Many prominent people have seen their careers founder after inaccuracies were revealed in their academic or professional biographies, including two leaders of Yahoo Inc. departing Sunday.
-- Scott Thompson, CEO -- Leaves the company 10 days after a shareholder reveals his bachelor's degree from Stonehill College in Easton, Mass., was in business, not computer science, as described in a company bio and regulatory filings.
-- Patti Hart, director -- Leaves Yahoo's board Sunday. Hart's bachelor's degree from Illinois State University is in business administration, not marketing and economics, as her bio had claimed. The same shareholder had looked into her background after Hart led the board committee that hired Thompson in January.

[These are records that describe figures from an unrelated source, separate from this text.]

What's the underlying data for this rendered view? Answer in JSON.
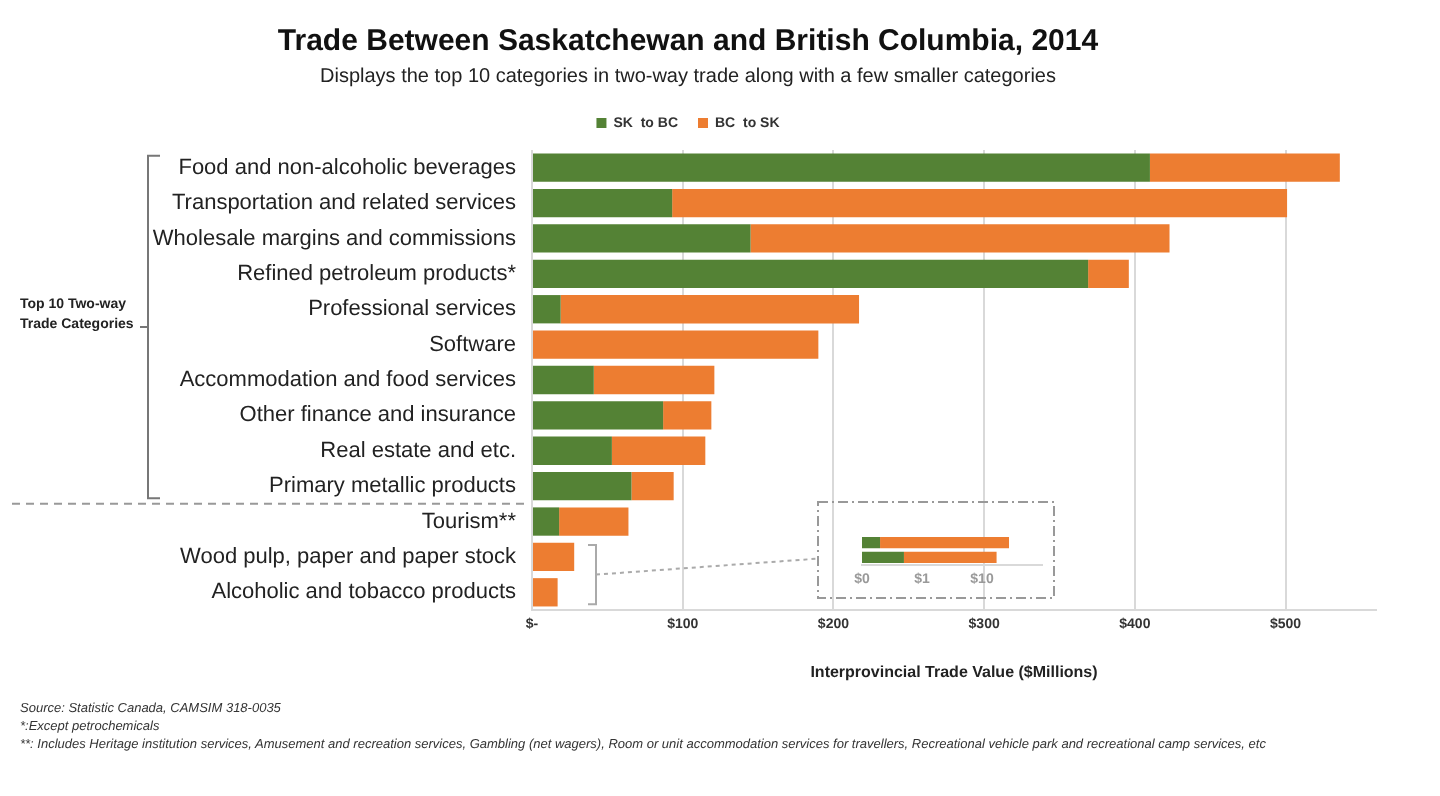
{
  "chart_data": [
    {
      "type": "bar",
      "title": "Trade Between Saskatchewan and British Columbia, 2014",
      "subtitle": "Displays the top 10 categories in two-way trade along with a few smaller categories",
      "xlabel": "Interprovincial Trade Value ($Millions)",
      "orientation": "horizontal",
      "stacked": true,
      "categories": [
        "Food and non-alcoholic beverages",
        "Transportation and related services",
        "Wholesale margins and commissions",
        "Refined petroleum products*",
        "Professional services",
        "Software",
        "Accommodation and food services",
        "Other finance and insurance",
        "Real estate and etc.",
        "Primary metallic products",
        "Tourism**",
        "Wood pulp, paper and paper stock",
        "Alcoholic and tobacco products"
      ],
      "series": [
        {
          "name": "SK  to BC",
          "color": "#548235",
          "values": [
            410,
            93,
            145,
            369,
            19,
            0,
            41,
            87,
            53,
            66,
            18,
            0,
            0
          ]
        },
        {
          "name": "BC  to SK",
          "color": "#ed7d31",
          "values": [
            126,
            408,
            278,
            27,
            198,
            190,
            80,
            32,
            62,
            28,
            46,
            28,
            17
          ]
        }
      ],
      "xlim": [
        0,
        560
      ],
      "xticks": [
        {
          "value": 0,
          "label": "$-"
        },
        {
          "value": 100,
          "label": "$100"
        },
        {
          "value": 200,
          "label": "$200"
        },
        {
          "value": 300,
          "label": "$300"
        },
        {
          "value": 400,
          "label": "$400"
        },
        {
          "value": 500,
          "label": "$500"
        }
      ],
      "grid": "x",
      "legend": "top",
      "annotations": [
        "Top 10 Two-way Trade Categories",
        "Source: Statistic Canada, CAMSIM 318-0035",
        "*:Except petrochemicals",
        "**: Includes  Heritage institution services, Amusement and recreation services, Gambling (net wagers), Room or unit accommodation services for    travellers,  Recreational     vehicle park and recreational camp services, etc"
      ]
    },
    {
      "type": "bar",
      "orientation": "horizontal",
      "stacked": true,
      "categories": [
        null,
        null
      ],
      "series": [
        {
          "color": "#548235",
          "values": [
            0.2,
            0.5
          ]
        },
        {
          "color": "#ed7d31",
          "values": [
            28,
            17
          ]
        }
      ],
      "log": "x",
      "xlim": [
        0.1,
        100
      ],
      "xticks": [
        {
          "value": 0.1,
          "label": "$0"
        },
        {
          "value": 1,
          "label": "$1"
        },
        {
          "value": 10,
          "label": "$10"
        }
      ]
    }
  ]
}
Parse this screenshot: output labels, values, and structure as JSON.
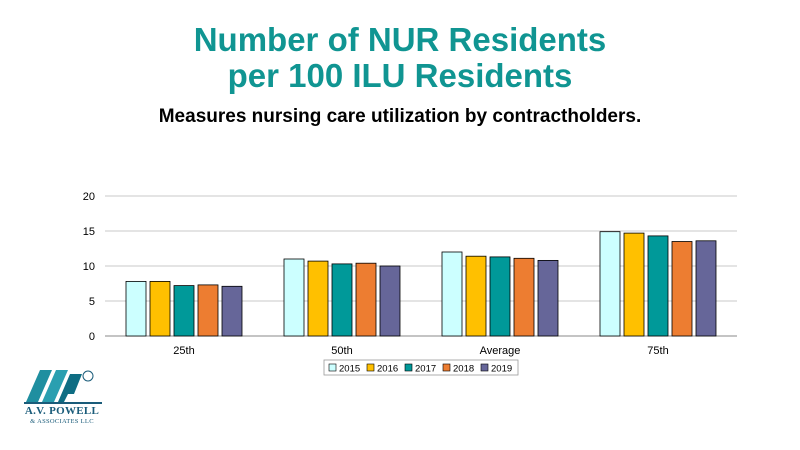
{
  "slide": {
    "title_line1": "Number of NUR Residents",
    "title_line2": "per 100 ILU Residents",
    "subtitle": "Measures nursing care utilization by contractholders."
  },
  "logo": {
    "name": "A.V. POWELL",
    "sub": "& ASSOCIATES LLC"
  },
  "chart_data": {
    "type": "bar",
    "categories": [
      "25th",
      "50th",
      "Average",
      "75th"
    ],
    "series": [
      {
        "name": "2015",
        "color": "#ccffff",
        "values": [
          7.8,
          11.0,
          12.0,
          14.9
        ]
      },
      {
        "name": "2016",
        "color": "#ffc000",
        "values": [
          7.8,
          10.7,
          11.4,
          14.7
        ]
      },
      {
        "name": "2017",
        "color": "#009999",
        "values": [
          7.2,
          10.3,
          11.3,
          14.3
        ]
      },
      {
        "name": "2018",
        "color": "#ed7d31",
        "values": [
          7.3,
          10.4,
          11.1,
          13.5
        ]
      },
      {
        "name": "2019",
        "color": "#666699",
        "values": [
          7.1,
          10.0,
          10.8,
          13.6
        ]
      }
    ],
    "ylim": [
      0,
      20
    ],
    "yticks": [
      0,
      5,
      10,
      15,
      20
    ],
    "grid": true,
    "legend": "bottom"
  }
}
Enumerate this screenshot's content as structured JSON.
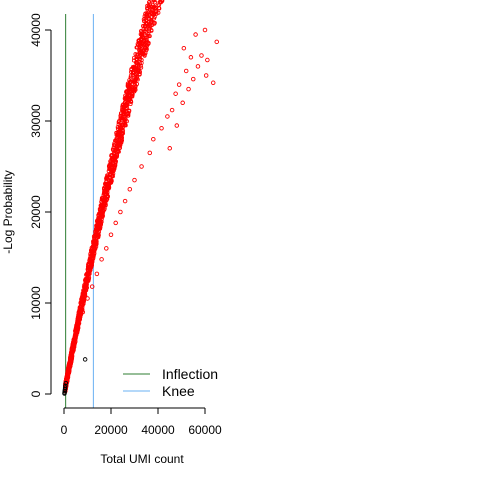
{
  "chart_data": {
    "type": "scatter",
    "title": "",
    "xlabel": "Total UMI count",
    "ylabel": "-Log Probability",
    "xlim": [
      -3000,
      66000
    ],
    "ylim": [
      -1000,
      41000
    ],
    "x_ticks": [
      0,
      20000,
      40000,
      60000
    ],
    "x_tick_labels": [
      "0",
      "20000",
      "40000",
      "60000"
    ],
    "y_ticks": [
      0,
      10000,
      20000,
      30000,
      40000
    ],
    "y_tick_labels": [
      "0",
      "10000",
      "20000",
      "30000",
      "40000"
    ],
    "grid": false,
    "legend_position": "bottom-right",
    "reference_lines": [
      {
        "name": "Inflection",
        "x": 700,
        "color": "#2e7d32"
      },
      {
        "name": "Knee",
        "x": 12500,
        "color": "#6ab0f3"
      }
    ],
    "series": [
      {
        "color": "#ff0000",
        "points": [
          [
            60000,
            40000
          ],
          [
            56000,
            39500
          ],
          [
            65000,
            38700
          ],
          [
            51000,
            38000
          ],
          [
            58500,
            37200
          ],
          [
            54000,
            37000
          ],
          [
            61000,
            36700
          ],
          [
            57000,
            36000
          ],
          [
            52000,
            35500
          ],
          [
            60500,
            35000
          ],
          [
            55000,
            34600
          ],
          [
            63500,
            34200
          ],
          [
            49000,
            34000
          ],
          [
            53000,
            33500
          ],
          [
            47500,
            33000
          ],
          [
            50500,
            32000
          ],
          [
            46000,
            31200
          ],
          [
            44000,
            30500
          ],
          [
            48000,
            29500
          ],
          [
            41500,
            29200
          ],
          [
            38000,
            28000
          ],
          [
            45000,
            27000
          ],
          [
            36500,
            26500
          ],
          [
            33000,
            25000
          ],
          [
            30000,
            23500
          ],
          [
            28000,
            22500
          ],
          [
            26000,
            21200
          ],
          [
            24000,
            20000
          ],
          [
            22000,
            18800
          ],
          [
            20000,
            17500
          ],
          [
            18000,
            16000
          ],
          [
            16000,
            14800
          ],
          [
            14000,
            13200
          ],
          [
            12000,
            11800
          ],
          [
            10000,
            10500
          ],
          [
            8000,
            9000
          ],
          [
            6000,
            7500
          ],
          [
            4000,
            5500
          ],
          [
            3000,
            4200
          ],
          [
            2000,
            3000
          ],
          [
            1500,
            2200
          ],
          [
            1000,
            1500
          ]
        ]
      },
      {
        "color": "#000000",
        "points": [
          [
            9000,
            3800
          ],
          [
            800,
            1200
          ],
          [
            600,
            900
          ],
          [
            500,
            700
          ],
          [
            400,
            500
          ],
          [
            300,
            300
          ],
          [
            250,
            150
          ],
          [
            200,
            50
          ]
        ]
      }
    ]
  }
}
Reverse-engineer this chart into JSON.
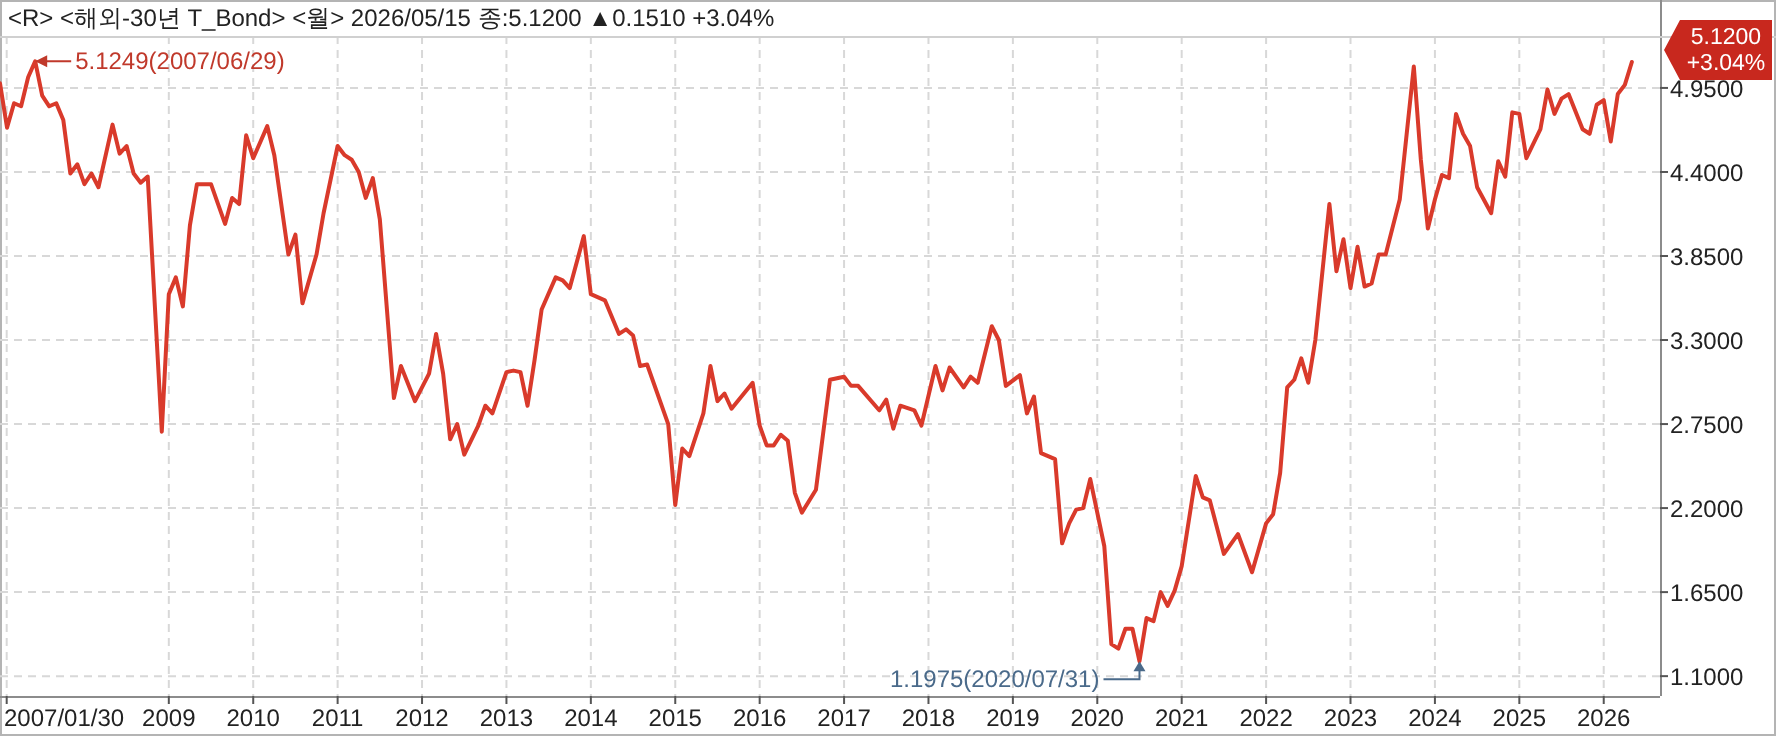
{
  "chart_data": {
    "type": "line",
    "title": "<R> <해외-30년 T_Bond> <월> 2026/05/15 종:5.1200 ▲0.1510 +3.04%",
    "x": [
      "2007-01",
      "2007-02",
      "2007-03",
      "2007-04",
      "2007-05",
      "2007-06",
      "2007-07",
      "2007-08",
      "2007-09",
      "2007-10",
      "2007-11",
      "2007-12",
      "2008-01",
      "2008-02",
      "2008-03",
      "2008-05",
      "2008-06",
      "2008-07",
      "2008-08",
      "2008-09",
      "2008-10",
      "2008-12",
      "2009-01",
      "2009-02",
      "2009-03",
      "2009-04",
      "2009-05",
      "2009-07",
      "2009-08",
      "2009-09",
      "2009-10",
      "2009-11",
      "2009-12",
      "2010-01",
      "2010-03",
      "2010-04",
      "2010-06",
      "2010-07",
      "2010-08",
      "2010-10",
      "2010-11",
      "2011-01",
      "2011-02",
      "2011-03",
      "2011-04",
      "2011-05",
      "2011-06",
      "2011-07",
      "2011-09",
      "2011-10",
      "2011-12",
      "2012-02",
      "2012-03",
      "2012-04",
      "2012-05",
      "2012-06",
      "2012-07",
      "2012-09",
      "2012-10",
      "2012-11",
      "2013-01",
      "2013-02",
      "2013-03",
      "2013-04",
      "2013-05",
      "2013-06",
      "2013-08",
      "2013-09",
      "2013-10",
      "2013-12",
      "2014-01",
      "2014-03",
      "2014-05",
      "2014-06",
      "2014-07",
      "2014-08",
      "2014-09",
      "2014-12",
      "2015-01",
      "2015-02",
      "2015-03",
      "2015-05",
      "2015-06",
      "2015-07",
      "2015-08",
      "2015-09",
      "2015-12",
      "2016-01",
      "2016-02",
      "2016-03",
      "2016-04",
      "2016-05",
      "2016-06",
      "2016-07",
      "2016-09",
      "2016-11",
      "2017-01",
      "2017-02",
      "2017-03",
      "2017-06",
      "2017-07",
      "2017-08",
      "2017-09",
      "2017-11",
      "2017-12",
      "2018-02",
      "2018-03",
      "2018-04",
      "2018-06",
      "2018-07",
      "2018-08",
      "2018-10",
      "2018-11",
      "2018-12",
      "2019-02",
      "2019-03",
      "2019-04",
      "2019-05",
      "2019-07",
      "2019-08",
      "2019-09",
      "2019-10",
      "2019-11",
      "2019-12",
      "2020-02",
      "2020-03",
      "2020-04",
      "2020-05",
      "2020-06",
      "2020-07",
      "2020-08",
      "2020-09",
      "2020-10",
      "2020-11",
      "2020-12",
      "2021-01",
      "2021-03",
      "2021-04",
      "2021-05",
      "2021-07",
      "2021-09",
      "2021-11",
      "2022-01",
      "2022-02",
      "2022-03",
      "2022-04",
      "2022-05",
      "2022-06",
      "2022-07",
      "2022-08",
      "2022-10",
      "2022-11",
      "2022-12",
      "2023-01",
      "2023-02",
      "2023-03",
      "2023-04",
      "2023-05",
      "2023-06",
      "2023-08",
      "2023-10",
      "2023-11",
      "2023-12",
      "2024-01",
      "2024-02",
      "2024-03",
      "2024-04",
      "2024-05",
      "2024-06",
      "2024-07",
      "2024-09",
      "2024-10",
      "2024-11",
      "2024-12",
      "2025-01",
      "2025-02",
      "2025-04",
      "2025-05",
      "2025-06",
      "2025-07",
      "2025-08",
      "2025-10",
      "2025-11",
      "2025-12",
      "2026-01",
      "2026-02",
      "2026-03",
      "2026-04",
      "2026-05"
    ],
    "series": [
      {
        "color": "#d93a2b",
        "values": [
          4.98,
          4.69,
          4.85,
          4.83,
          5.02,
          5.1249,
          4.9,
          4.83,
          4.85,
          4.74,
          4.39,
          4.45,
          4.32,
          4.39,
          4.3,
          4.71,
          4.52,
          4.57,
          4.39,
          4.33,
          4.37,
          2.7,
          3.6,
          3.71,
          3.52,
          4.05,
          4.32,
          4.32,
          4.19,
          4.06,
          4.23,
          4.19,
          4.64,
          4.49,
          4.7,
          4.51,
          3.86,
          3.99,
          3.54,
          3.86,
          4.13,
          4.57,
          4.51,
          4.48,
          4.4,
          4.23,
          4.36,
          4.09,
          2.92,
          3.13,
          2.9,
          3.08,
          3.34,
          3.08,
          2.65,
          2.75,
          2.55,
          2.74,
          2.87,
          2.82,
          3.09,
          3.1,
          3.09,
          2.87,
          3.17,
          3.5,
          3.71,
          3.69,
          3.64,
          3.98,
          3.6,
          3.56,
          3.34,
          3.37,
          3.33,
          3.13,
          3.14,
          2.75,
          2.22,
          2.59,
          2.54,
          2.82,
          3.13,
          2.9,
          2.95,
          2.85,
          3.02,
          2.74,
          2.61,
          2.61,
          2.68,
          2.64,
          2.3,
          2.17,
          2.32,
          3.04,
          3.06,
          3.0,
          3.0,
          2.84,
          2.91,
          2.72,
          2.87,
          2.84,
          2.74,
          3.13,
          2.97,
          3.12,
          2.99,
          3.06,
          3.02,
          3.39,
          3.3,
          3.0,
          3.07,
          2.82,
          2.93,
          2.56,
          2.52,
          1.97,
          2.1,
          2.19,
          2.2,
          2.39,
          1.95,
          1.31,
          1.28,
          1.41,
          1.41,
          1.1975,
          1.48,
          1.46,
          1.65,
          1.56,
          1.66,
          1.82,
          2.41,
          2.27,
          2.25,
          1.9,
          2.03,
          1.78,
          2.1,
          2.16,
          2.43,
          2.99,
          3.04,
          3.18,
          3.02,
          3.3,
          4.19,
          3.75,
          3.96,
          3.64,
          3.91,
          3.65,
          3.67,
          3.86,
          3.86,
          4.22,
          5.09,
          4.48,
          4.03,
          4.22,
          4.38,
          4.36,
          4.78,
          4.65,
          4.57,
          4.3,
          4.13,
          4.47,
          4.37,
          4.79,
          4.78,
          4.49,
          4.68,
          4.94,
          4.78,
          4.88,
          4.91,
          4.68,
          4.65,
          4.84,
          4.87,
          4.6,
          4.91,
          4.97,
          5.12
        ]
      }
    ],
    "xlim": [
      "2007-01",
      "2026-09"
    ],
    "xticks": [
      {
        "value": "2007-01-30",
        "label": "2007/01/30"
      },
      {
        "value": "2009",
        "label": "2009"
      },
      {
        "value": "2010",
        "label": "2010"
      },
      {
        "value": "2011",
        "label": "2011"
      },
      {
        "value": "2012",
        "label": "2012"
      },
      {
        "value": "2013",
        "label": "2013"
      },
      {
        "value": "2014",
        "label": "2014"
      },
      {
        "value": "2015",
        "label": "2015"
      },
      {
        "value": "2016",
        "label": "2016"
      },
      {
        "value": "2017",
        "label": "2017"
      },
      {
        "value": "2018",
        "label": "2018"
      },
      {
        "value": "2019",
        "label": "2019"
      },
      {
        "value": "2020",
        "label": "2020"
      },
      {
        "value": "2021",
        "label": "2021"
      },
      {
        "value": "2022",
        "label": "2022"
      },
      {
        "value": "2023",
        "label": "2023"
      },
      {
        "value": "2024",
        "label": "2024"
      },
      {
        "value": "2025",
        "label": "2025"
      },
      {
        "value": "2026",
        "label": "2026"
      }
    ],
    "ylim": [
      0.97,
      5.29
    ],
    "yticks": [
      {
        "value": 1.1,
        "label": "1.1000"
      },
      {
        "value": 1.65,
        "label": "1.6500"
      },
      {
        "value": 2.2,
        "label": "2.2000"
      },
      {
        "value": 2.75,
        "label": "2.7500"
      },
      {
        "value": 3.3,
        "label": "3.3000"
      },
      {
        "value": 3.85,
        "label": "3.8500"
      },
      {
        "value": 4.4,
        "label": "4.4000"
      },
      {
        "value": 4.95,
        "label": "4.9500"
      }
    ],
    "grid": true,
    "line_style": "solid",
    "marker": "none",
    "annotations": [
      {
        "text": "5.1249(2007/06/29)",
        "x": "2007-06",
        "y": 5.1249
      },
      {
        "text": "1.1975(2020/07/31)",
        "x": "2020-07",
        "y": 1.1975
      },
      "5.1200",
      "+3.04%"
    ]
  }
}
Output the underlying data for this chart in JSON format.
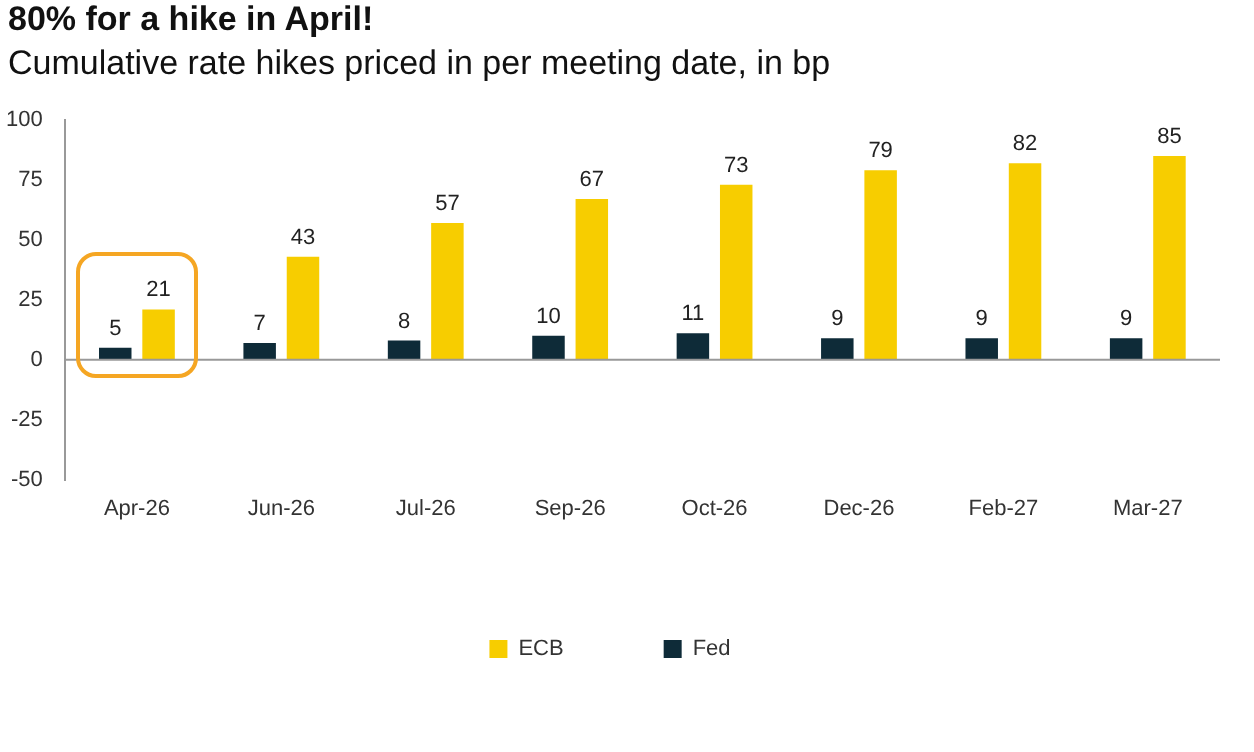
{
  "chart_data": {
    "type": "bar",
    "title": "80% for a hike in April!",
    "subtitle": "Cumulative rate hikes priced in per meeting date, in bp",
    "categories": [
      "Apr-26",
      "Jun-26",
      "Jul-26",
      "Sep-26",
      "Oct-26",
      "Dec-26",
      "Feb-27",
      "Mar-27"
    ],
    "series": [
      {
        "name": "Fed",
        "color": "#0e2b38",
        "values": [
          5,
          7,
          8,
          10,
          11,
          9,
          9,
          9
        ]
      },
      {
        "name": "ECB",
        "color": "#f7cd00",
        "values": [
          21,
          43,
          57,
          67,
          73,
          79,
          82,
          85
        ]
      }
    ],
    "ylim": [
      -50,
      100
    ],
    "yticks": [
      -50,
      -25,
      0,
      25,
      50,
      75,
      100
    ],
    "grid": false,
    "ref_lines": [
      {
        "axis": "y",
        "value": 0,
        "color": "#999999"
      }
    ],
    "legend": "bottom",
    "data_labels": true
  }
}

She is to remain as CEO of International Game Technology.
Other notable examples:
-- Marilee Jones, Massachusetts Institute of Technology -- In 2007, resigns as dean of admissions, saying she had misled MIT about her academic degrees on her application to work there 28 years earlier.
-- Dave Edmondson, RadioShack - In 2006, resigns after 11 years with the company, including eight months as CEO, after acknowledging he had no college degree. He'd claimed two.
-- Ronald Zarrella, Bausch & Lomb - In 2002, offers to resign as CEO, sees $1.1 million bonus rescinded, when he admits he doesn't hold the MBA from New York University that appeared on his resume for a decade.
-- Kenneth Lonchar, Veritas Software -- In 2002, is forced to resign as chief financial officer after admitting he falsely claimed to hold MBA from Stanford University.
-- George O'Leary, Notre Dame football -- In 2001, resigns as head football coach five days after being hired, admitting he lied about his academic and athletic background.
-- Joe Biden, now vice president of the U.S. -- In 1988, drops out of presidential campaign after admitting he had plagiarized as a law student, made false claims about his academic achievements and occasionally used others' words in his speeches without giving them credit.